Another initiative relates to academic assistance. In 2008, about 65 per cent of SCs entering higher education had a Hindi/regional language background, compared to 43 per cent of higher caste students; 52 per cent of SCs came from a rural background when compared to 34 per cent of higher castes. Obviously, SC students need more support in language improvement and core subjects. Remedial coaching schemes are in place, but a majority of institutions lack the will to implement them in full. They need to be modelled on the pattern of the Jawaharlal Nehru University’s “personalised Academic Support System”, which has yielded good results.
The last suggestion is the provision to give representation to Dalit students and teachers on all bodies of the university and enable them to participate in governance. Effective participation by Dalits in governance is a much better safeguard against the policies and rules detrimental to their interest.
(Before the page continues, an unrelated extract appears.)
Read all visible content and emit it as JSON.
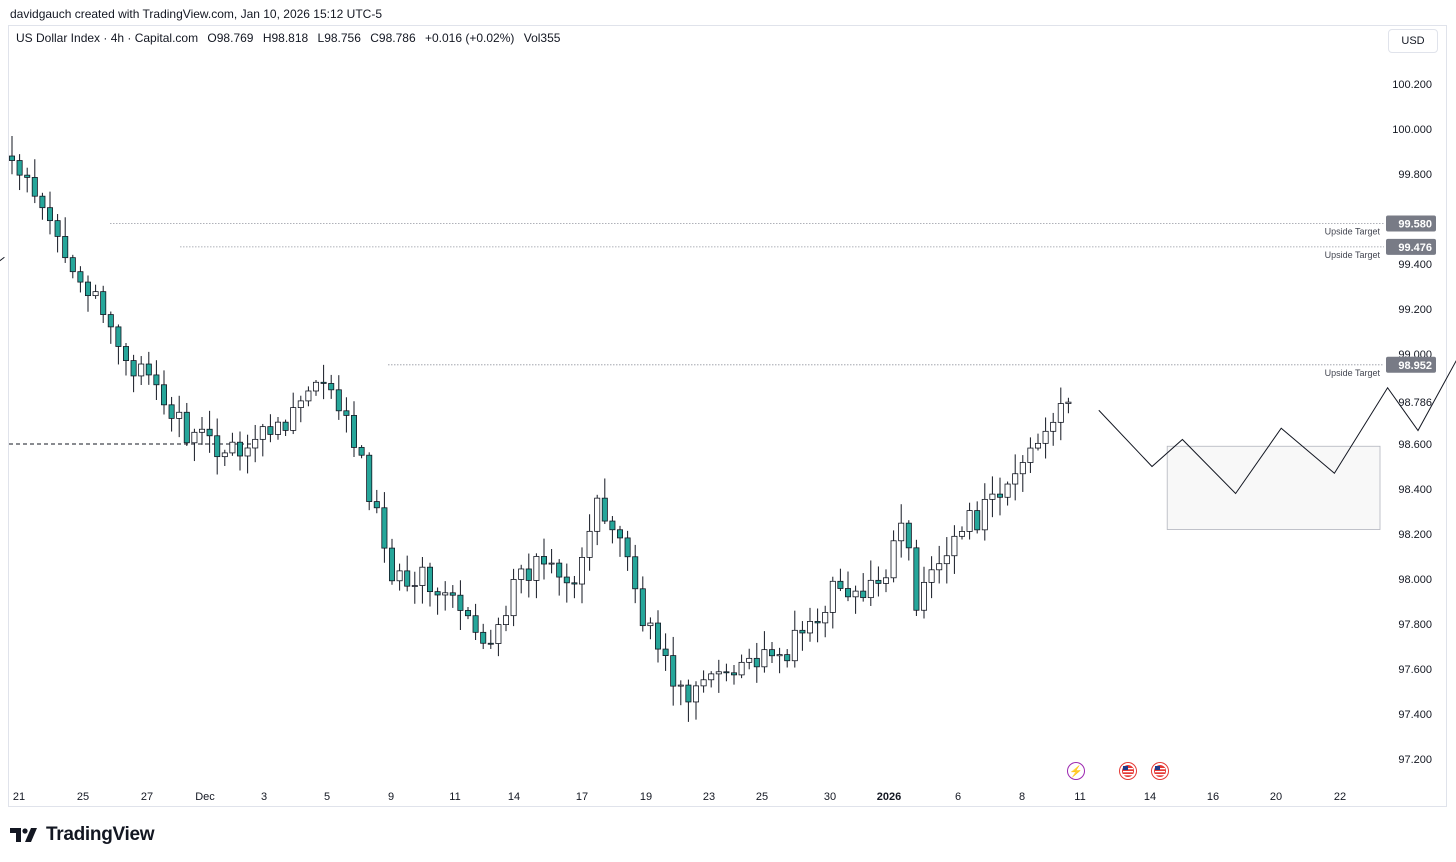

The government can make a beginning by sending out a strong message by removing two symbols of inequality and exclusion. One is a fresco on the wall of the waiting room of the Prime Minister’s Office (PMO), by a painter from Maharashtra in 1924, depicting the caste system. On the 125th birth anniversary of B.R. Ambedkar, the PMO should do something to replace it. The government must also shift the statue of Manu in front of the Rajasthan High Court to a museum. The fresco and the statue can hardly be presented as symbols of equality, fraternity, justice and democracy.
(Sukhadeo Thorat is Professor Emeritus, Jawaharlal Nehru University, and Chairman, Indian Council of Social Science Research.)